In my gunny-covered cubicle I sat staring at the computer screen. My story for the day was a limp sort of evil. Four kids, ages two through six, were found locked in a room on the South Side with a couple of tuna sandwiches and a quart of milk. They'd been left three days, flurrying like chickens over the food and feces on the carpet. Their mother had wandered off for a suck on the pipe and just forgotten. Sometimes that's what happens. No cigarette burns, no bone snaps. Just an irretrievable slipping. I'd seen the mother after the arrest: twenty-two-year-old Tammy Davis, blonde and fat, with pink rouge on her cheeks in two perfect circles the size of shot glasses. I could imagine her sitting on a shambled-down sofa, her lips on that metal, a sharp burst of smoke. Then all was fast floating, her kids way behind, as she shot back to junior high, when the boys still cared and she was the prettiest, a glossy-lipped thirteen-year-old who mouthed cinnamon sticks before she kissed.
A belly. A smell. Cigarettes and old coffee. My editor, esteemed, weary Frank Curry, rocking back in his cracked Hush Puppies. His teeth soaked in brown tobacco saliva.
"Where are you on the story, kiddo " There was a silver tack on my desk, point up. He pushed it lightly under a yellow thumbnail.
"Near done." I had two inches of copy. I needed six.

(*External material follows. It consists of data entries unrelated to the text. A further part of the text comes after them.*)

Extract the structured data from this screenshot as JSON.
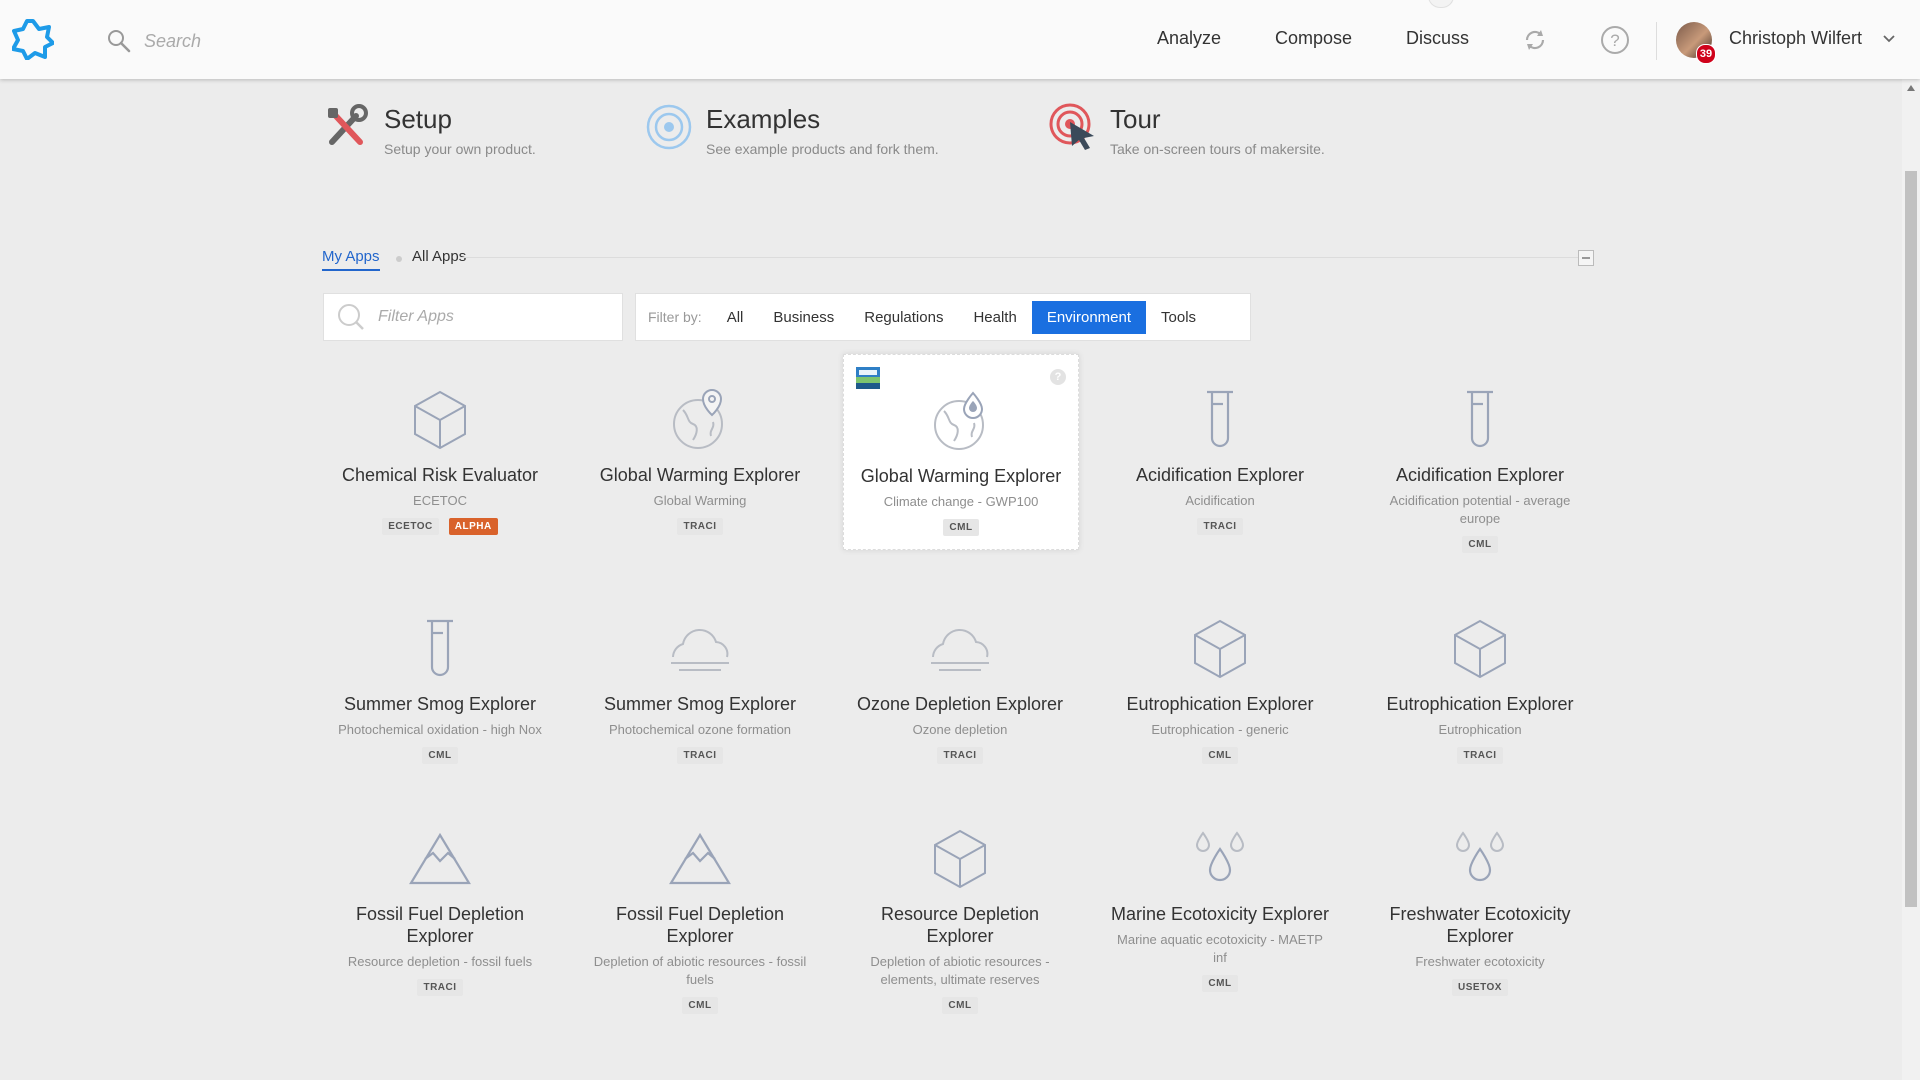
{
  "header": {
    "search_placeholder": "Search",
    "nav": [
      "Analyze",
      "Compose",
      "Discuss"
    ],
    "user": {
      "name": "Christoph Wilfert",
      "notifications": "39"
    }
  },
  "quick_links": [
    {
      "title": "Setup",
      "subtitle": "Setup your own product."
    },
    {
      "title": "Examples",
      "subtitle": "See example products and fork them."
    },
    {
      "title": "Tour",
      "subtitle": "Take on-screen tours of makersite."
    }
  ],
  "tabs": {
    "my_apps": "My Apps",
    "all_apps": "All Apps"
  },
  "filter": {
    "placeholder": "Filter Apps",
    "label": "Filter by:",
    "options": [
      "All",
      "Business",
      "Regulations",
      "Health",
      "Environment",
      "Tools"
    ],
    "active": "Environment"
  },
  "apps": [
    {
      "title": "Chemical Risk Evaluator",
      "subtitle": "ECETOC",
      "badges": [
        "ECETOC",
        "ALPHA"
      ],
      "icon": "cube-icon"
    },
    {
      "title": "Global Warming Explorer",
      "subtitle": "Global Warming",
      "badges": [
        "TRACI"
      ],
      "icon": "globe-pin-icon"
    },
    {
      "title": "Global Warming Explorer",
      "subtitle": "Climate change - GWP100",
      "badges": [
        "CML"
      ],
      "icon": "globe-drop-icon"
    },
    {
      "title": "Acidification Explorer",
      "subtitle": "Acidification",
      "badges": [
        "TRACI"
      ],
      "icon": "test-tube-icon"
    },
    {
      "title": "Acidification Explorer",
      "subtitle": "Acidification potential - average europe",
      "badges": [
        "CML"
      ],
      "icon": "test-tube-icon"
    },
    {
      "title": "Summer Smog Explorer",
      "subtitle": "Photochemical oxidation - high Nox",
      "badges": [
        "CML"
      ],
      "icon": "test-tube-icon"
    },
    {
      "title": "Summer Smog Explorer",
      "subtitle": "Photochemical ozone formation",
      "badges": [
        "TRACI"
      ],
      "icon": "cloud-icon"
    },
    {
      "title": "Ozone Depletion Explorer",
      "subtitle": "Ozone depletion",
      "badges": [
        "TRACI"
      ],
      "icon": "cloud-icon"
    },
    {
      "title": "Eutrophication Explorer",
      "subtitle": "Eutrophication - generic",
      "badges": [
        "CML"
      ],
      "icon": "cube-icon"
    },
    {
      "title": "Eutrophication Explorer",
      "subtitle": "Eutrophication",
      "badges": [
        "TRACI"
      ],
      "icon": "cube-icon"
    },
    {
      "title": "Fossil Fuel Depletion Explorer",
      "subtitle": "Resource depletion - fossil fuels",
      "badges": [
        "TRACI"
      ],
      "icon": "mountain-icon"
    },
    {
      "title": "Fossil Fuel Depletion Explorer",
      "subtitle": "Depletion of abiotic resources - fossil fuels",
      "badges": [
        "CML"
      ],
      "icon": "mountain-icon"
    },
    {
      "title": "Resource Depletion Explorer",
      "subtitle": "Depletion of abiotic resources - elements, ultimate reserves",
      "badges": [
        "CML"
      ],
      "icon": "cube-icon"
    },
    {
      "title": "Marine Ecotoxicity Explorer",
      "subtitle": "Marine aquatic ecotoxicity - MAETP inf",
      "badges": [
        "CML"
      ],
      "icon": "drops-icon"
    },
    {
      "title": "Freshwater Ecotoxicity Explorer",
      "subtitle": "Freshwater ecotoxicity",
      "badges": [
        "USETOX"
      ],
      "icon": "drops-icon"
    }
  ],
  "colors": {
    "accent": "#1a6fe0",
    "logo": "#1e9be8",
    "alpha_badge": "#d9622b",
    "icon_stroke": "#9aa4b8",
    "notification": "#d0021b"
  }
}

"Good. Fuck her, file it, and come to my office."
"I can come now."
"Fuck her, file it, then come to my office."
"Fine. Ten minutes." I wanted my thumbtack back.
He started out of my cubicle. His tie swayed down near his crotch.
"Yes, Curry "
Frank Curry thinks I'm a soft touch. Might be because I'm a woman. Might be because I'm a soft touch.